Which endpoints are slowing down?
Is my database connection pool exhausted?
How much memory is my Node.js process actually using over time?

Logs couldn't answer these questions in real-time. I needed a time-series monitoring system. I needed Prometheus.

What Is Prometheus, Really?

Prometheus is an open-source monitoring and alerting toolkit that collects and stores metrics as time series data. But that definition doesn't capture what it actually does for you.

Here's what Prometheus really is: It's your application's vital signs monitor.

Think of it like this:

Logs tell you the story of what your application did
Traces show you the path of a single request
Metrics give you the health statistics of your entire system over time

Prometheus excels at metrics. It tracks numerical measurements over time, allowing you to answer questions like:

"How many users logged in during the last hour?"
"What's my API's average response time?"
"Is my error rate increasing?"
"How many database connections are active right now?"

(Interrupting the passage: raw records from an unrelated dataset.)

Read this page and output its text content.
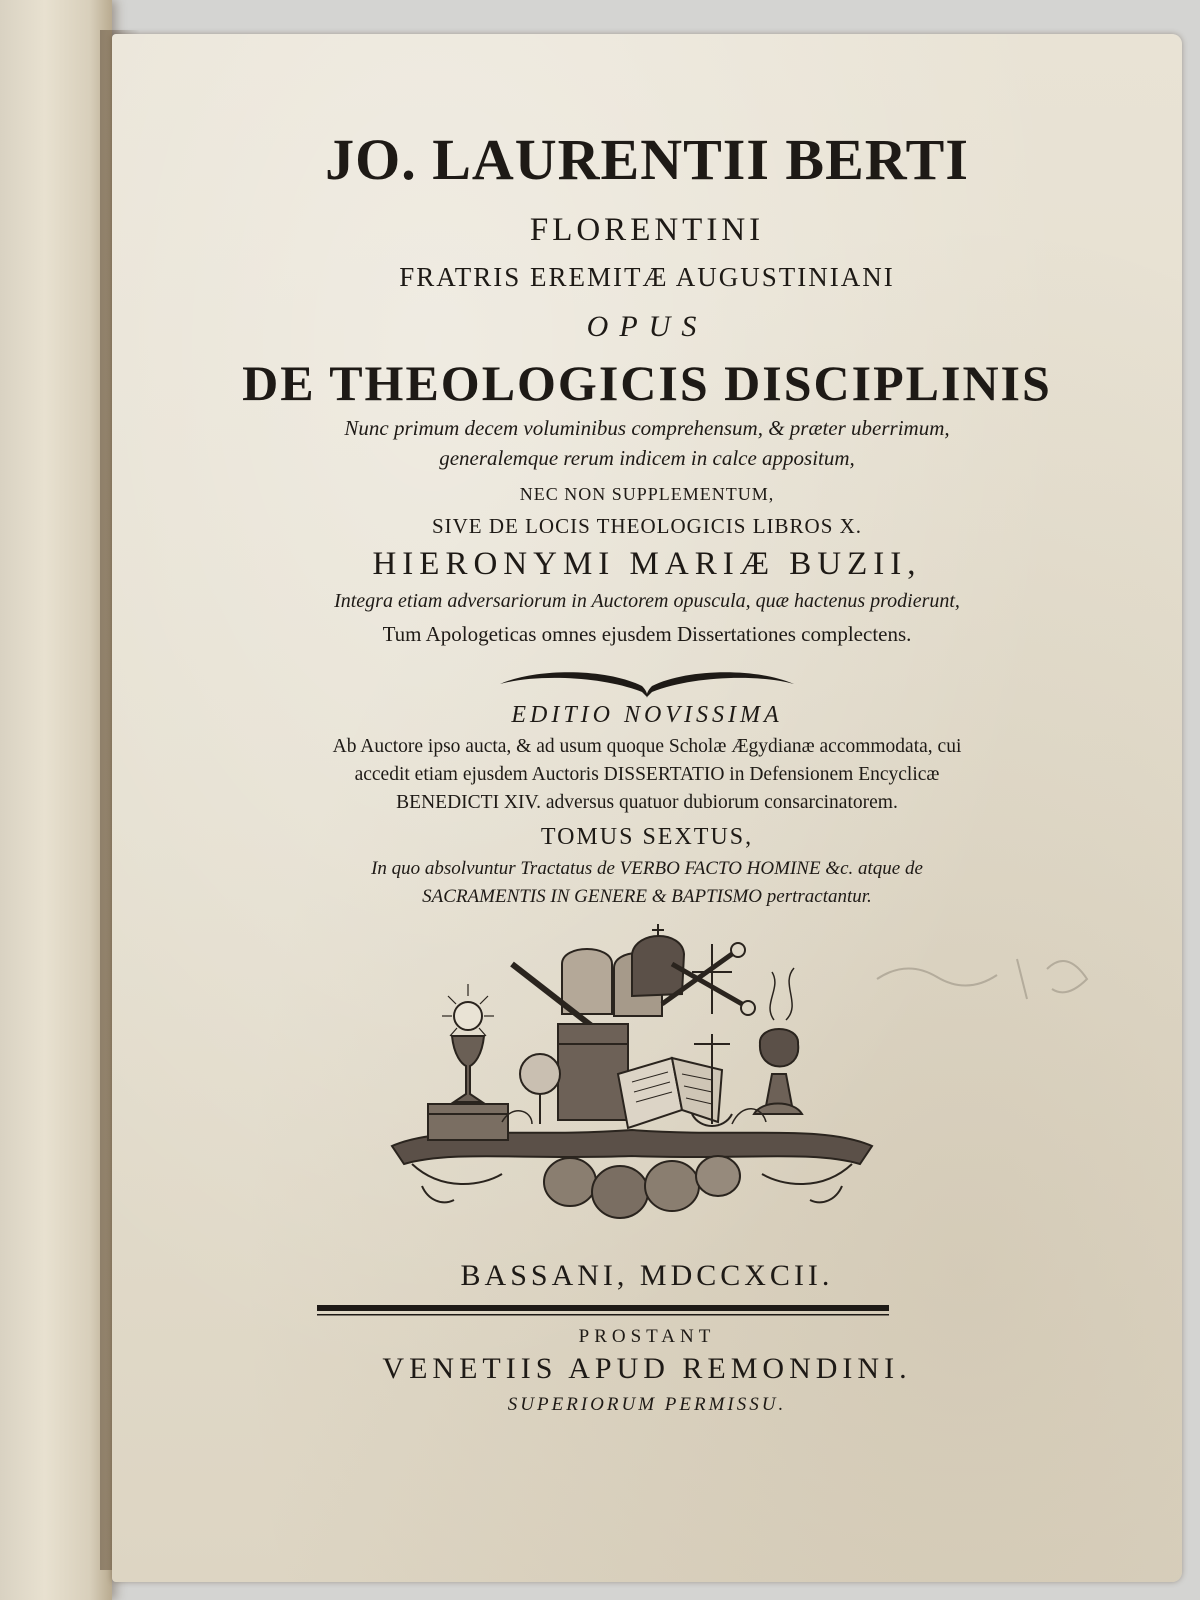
JO. LAURENTII BERTI
FLORENTINI
FRATRIS EREMITÆ AUGUSTINIANI
OPUS
DE THEOLOGICIS DISCIPLINIS
Nunc primum decem voluminibus comprehensum, & præter uberrimum,
generalemque rerum indicem in calce appositum,
NEC NON SUPPLEMENTUM,
SIVE DE LOCIS THEOLOGICIS LIBROS X.
HIERONYMI MARIÆ BUZII,
Integra etiam adversariorum in Auctorem opuscula, quæ hactenus prodierunt,
Tum Apologeticas omnes ejusdem Dissertationes complectens.
EDITIO NOVISSIMA
Ab Auctore ipso aucta, & ad usum quoque Scholæ Ægydianæ accommodata, cui
accedit etiam ejusdem Auctoris DISSERTATIO in Defensionem Encyclicæ
BENEDICTI XIV. adversus quatuor dubiorum consarcinatorem.
TOMUS SEXTUS,
In quo absolvuntur Tractatus de VERBO FACTO HOMINE &c. atque de
SACRAMENTIS IN GENERE & BAPTISMO pertractantur.
BASSANI, MDCCXCII.
PROSTANT
VENETIIS APUD REMONDINI.
SUPERIORUM PERMISSU.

Why Prometheus Specifically?

After that 4 AM incident, I evaluated several monitoring solutions. Here's why I chose Prometheus:

1. Pull-Based Architecture Unlike systems where you push metrics to a central server, Prometheus pulls metrics from your application. This means:

Your application doesn't need to know where Prometheus is
No complicated client configuration for multiple monitoring servers
Prometheus controls the scraping frequency
Your app just exposes metrics; Prometheus does the rest

2. Multi-Dimensional Data Model Prometheus uses labels to add dimensions to metrics. Instead of tracking separate metrics like:

api_requests_login
api_requests_checkout
api_requests_search

You track one metric with labels:

api_requests_total{method="POST", endpoint="/login", status="200"}
api_requests_total{method="GET", endpoint="/checkout", status="200"}
api_requests_total{method="GET", endpoint="/search", status="500"}

This makes querying incredibly powerful.

3. Powerful Query Language (PromQL) PromQL lets you slice and dice your data in real-time:

# 95th percentile response time over the last 5 minutes
histogram_quantile(0.95, rate(http_request_duration_seconds_bucket[5m]))

# Error rate per endpoint
sum(rate(http_requests_total{status=~"5.."}[5m])) by (endpoint)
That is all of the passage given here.